Obecny na konferencji prof. Andrzej Zapałowski z Uniwersytetu Rzeszowskiego zauważył, że sytuacja na świecie zmienia się bardzo szybko na niekorzyść bezpieczeństwa, także naszego regionu, a obecnie na Podkarpaciu jest tylko 21 Brygada Strzelców Podhalańskich i Brygada Obrony Terytorialnej.
– Niezbędne jest, aby w Rzeszowie powstała Dywizja Karpacka, która swoim obszarem oddziaływania, odpowiedzialności obejmowałaby województwa: podkarpackie, małopolskie i śląskie. To jest niezwykle ważne. Rzeszów ma potencjał, Rzeszów ma możliwości i tutaj powinna powstać taka jednostka – przekonywał prof. Zapałowski.
Zdaniem Brauna, konieczne jest, aby „w granicach administracyjnych Rzeszowa, ale z dala od śródmieścia powstała nowa baza”, której patronem byłby generał Stanisław Maczek.

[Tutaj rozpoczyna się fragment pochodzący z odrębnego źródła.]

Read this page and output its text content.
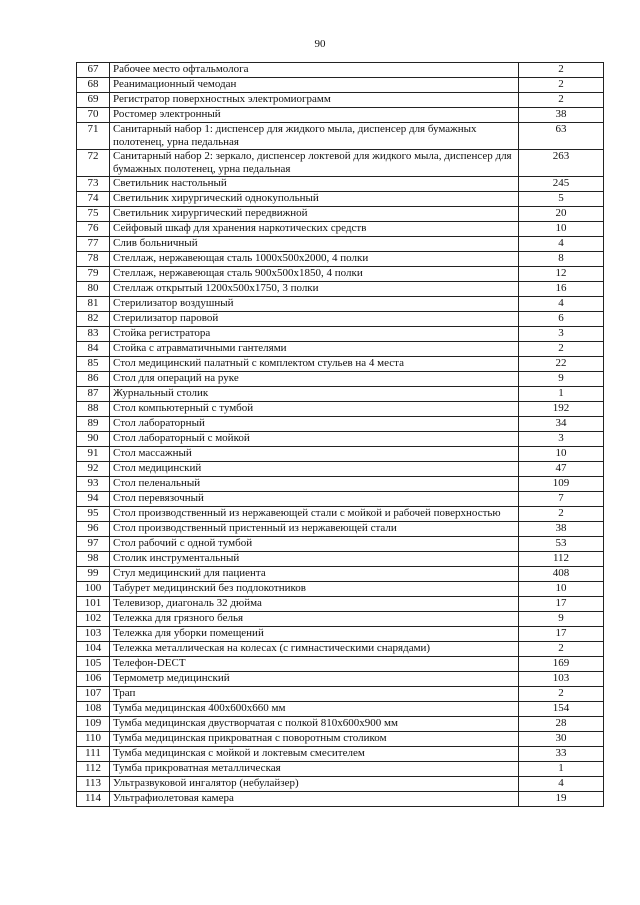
90
67	Рабочее место офтальмолога	2
68	Реанимационный чемодан	2
69	Регистратор поверхностных электромиограмм	2
70	Ростомер электронный	38
71	Санитарный набор 1: диспенсер для жидкого мыла, диспенсер для бумажных полотенец, урна педальная	63
72	Санитарный набор 2: зеркало, диспенсер локтевой для жидкого мыла, диспенсер для бумажных полотенец, урна педальная	263
73	Светильник настольный	245
74	Светильник хирургический однокупольный	5
75	Светильник хирургический передвижной	20
76	Сейфовый шкаф для хранения наркотических средств	10
77	Слив больничный	4
78	Стеллаж, нержавеющая сталь 1000х500х2000, 4 полки	8
79	Стеллаж, нержавеющая сталь 900х500х1850, 4 полки	12
80	Стеллаж открытый 1200х500х1750, 3 полки	16
81	Стерилизатор воздушный	4
82	Стерилизатор паровой	6
83	Стойка регистратора	3
84	Стойка с атравматичными гантелями	2
85	Стол медицинский палатный с комплектом стульев на 4 места	22
86	Стол для операций на руке	9
87	Журнальный столик	1
88	Стол компьютерный с тумбой	192
89	Стол лабораторный	34
90	Стол лабораторный с мойкой	3
91	Стол массажный	10
92	Стол медицинский	47
93	Стол пеленальный	109
94	Стол перевязочный	7
95	Стол производственный из нержавеющей стали с мойкой и рабочей поверхностью	2
96	Стол производственный пристенный из нержавеющей стали	38
97	Стол рабочий с одной тумбой	53
98	Столик инструментальный	112
99	Стул медицинский для пациента	408
100	Табурет медицинский без подлокотников	10
101	Телевизор, диагональ 32 дюйма	17
102	Тележка для грязного белья	9
103	Тележка для уборки помещений	17
104	Тележка металлическая на колесах (с гимнастическими снарядами)	2
105	Телефон-DECT	169
106	Термометр медицинский	103
107	Трап	2
108	Тумба медицинская 400х600х660 мм	154
109	Тумба медицинская двустворчатая с полкой 810х600х900 мм	28
110	Тумба медицинская прикроватная с поворотным столиком	30
111	Тумба медицинская с мойкой и локтевым смесителем	33
112	Тумба прикроватная металлическая	1
113	Ультразвуковой ингалятор (небулайзер)	4
114	Ультрафиолетовая камера	19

Braun dodał, że prezydent Rzeszowa może i powinien pilnie wyznaczyć w granicach administracyjnych miasta, ale z dala od centrum, tereny dobrze skomunikowane, z bocznicą kolejową, łącznikiem autostradowym, pod budowę „Fortu Maczek”.

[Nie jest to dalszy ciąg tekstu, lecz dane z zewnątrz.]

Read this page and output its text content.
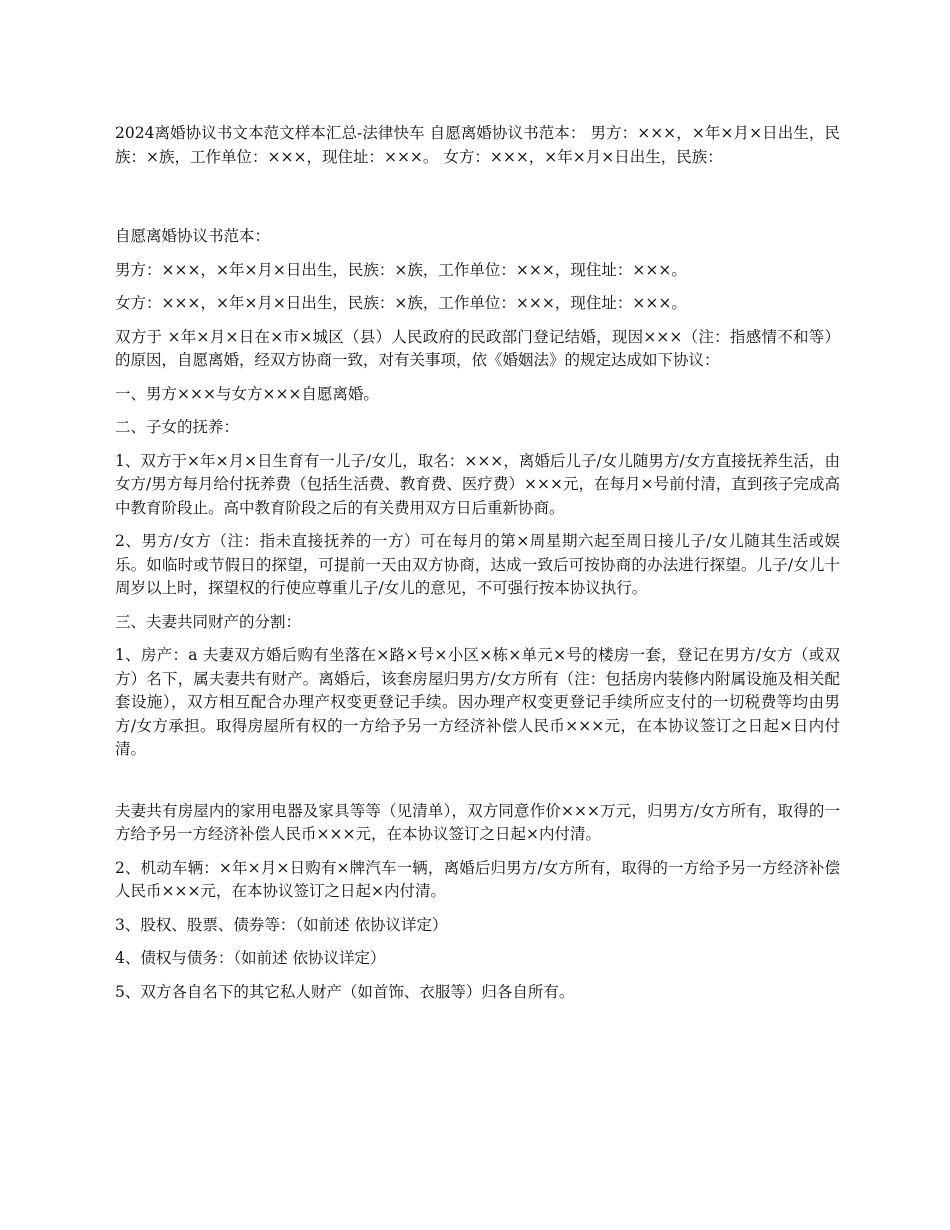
2024离婚协议书文本范文样本汇总-法律快车 自愿离婚协议书范本： 男方：×××，×年×月×日出生，民族：×族，工作单位：×××，现住址：×××。 女方：×××，×年×月×日出生，民族：

自愿离婚协议书范本：

男方：×××，×年×月×日出生，民族：×族，工作单位：×××，现住址：×××。

女方：×××，×年×月×日出生，民族：×族，工作单位：×××，现住址：×××。

双方于 ×年×月×日在×市×城区（县）人民政府的民政部门登记结婚，现因×××（注：指感情不和等）的原因，自愿离婚，经双方协商一致，对有关事项，依《婚姻法》的规定达成如下协议：

一、男方×××与女方×××自愿离婚。

二、子女的抚养：

1、双方于×年×月×日生育有一儿子/女儿，取名：×××，离婚后儿子/女儿随男方/女方直接抚养生活，由女方/男方每月给付抚养费（包括生活费、教育费、医疗费）×××元，在每月×号前付清，直到孩子完成高中教育阶段止。高中教育阶段之后的有关费用双方日后重新协商。

2、男方/女方（注：指未直接抚养的一方）可在每月的第×周星期六起至周日接儿子/女儿随其生活或娱乐。如临时或节假日的探望，可提前一天由双方协商，达成一致后可按协商的办法进行探望。儿子/女儿十周岁以上时，探望权的行使应尊重儿子/女儿的意见，不可强行按本协议执行。

三、夫妻共同财产的分割：

1、房产：a 夫妻双方婚后购有坐落在×路×号×小区×栋×单元×号的楼房一套，登记在男方/女方（或双方）名下，属夫妻共有财产。离婚后，该套房屋归男方/女方所有（注：包括房内装修内附属设施及相关配套设施），双方相互配合办理产权变更登记手续。因办理产权变更登记手续所应支付的一切税费等均由男方/女方承担。取得房屋所有权的一方给予另一方经济补偿人民币×××元，在本协议签订之日起×日内付清。

夫妻共有房屋内的家用电器及家具等等（见清单），双方同意作价×××万元，归男方/女方所有，取得的一方给予另一方经济补偿人民币×××元，在本协议签订之日起×内付清。

2、机动车辆：×年×月×日购有×牌汽车一辆，离婚后归男方/女方所有，取得的一方给予另一方经济补偿人民币×××元，在本协议签订之日起×内付清。

3、股权、股票、债券等：（如前述 依协议详定）

4、债权与债务：（如前述 依协议详定）

5、双方各自名下的其它私人财产（如首饰、衣服等）归各自所有。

Z kolei były wiceprezydent Rzeszowa Wiesław Walat, który jest w komitecie wyborczym Brauna zauważył, że obecnie garnizon rzeszowski mieści się w obiektach, które powstały na przełomie XIX i XX wieku, zaś jedyna w mieście strzelnica wojskowa otoczona jest osiedlami i nie ma tam prowadzonych żadnych działań strzelniczych.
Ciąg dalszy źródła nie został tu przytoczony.